Visual and Performing Arts

  • Students are required to complete Twenty (20) units of either Visual and Performing Arts and/or Career Technical Education for graduation.

    Visual arts students create art using a variety of drawing, painting, printmaking and sculpture media, including ceramics. The creation of art is combined with the study of Art History, analyzing art, and connecting art to careers. Performing arts includes dance, music and theater. The emphasis for dancers is on Mexican traditional dance and its related disciplines. Musicians learn to read music and play an instrument, develop technical proficiency, and perform for parades, field shows, concerts, contests, and pep band throughout the school year. Vocal music students learn the basics of good vocal sound, breath support, and articulation and to express themselves in both group and solo settings. Theater students perform as actors, designer technicians and audience members and at the end of the year, will create, produce, and perform their own show.

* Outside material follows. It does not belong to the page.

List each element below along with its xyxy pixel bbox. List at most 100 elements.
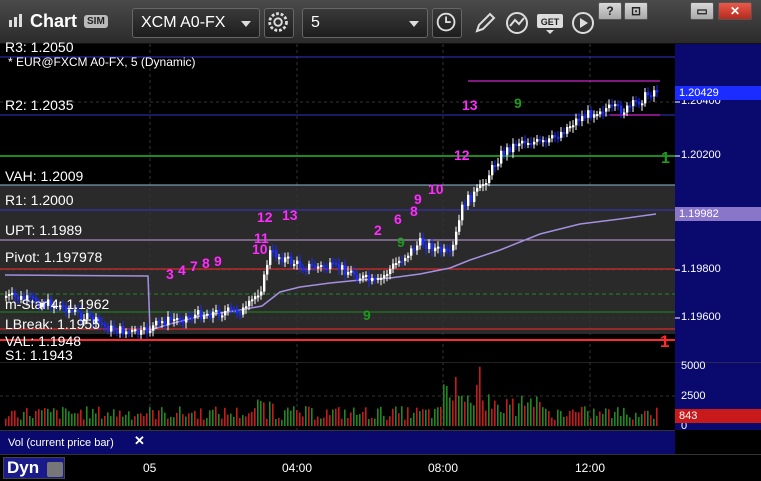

Career Technical Education

  • Students are required to complete Twenty (20) units of either Visual and Performing Arts and/or Career Technical Education for graduation.  

    Career and Technical Education is a program of study that involves a multiyear sequence of courses that integrates core academic knowledge with technical and occupational knowledge to provide students with a pathway to postsecondary education and careers. Our courses teach high school students to succeed in careers and college in a professional, hands-on environment. Courses are offered within a variety of industry sectors where students can explore and develop technical skills that will lead them to higher education or into the workplace.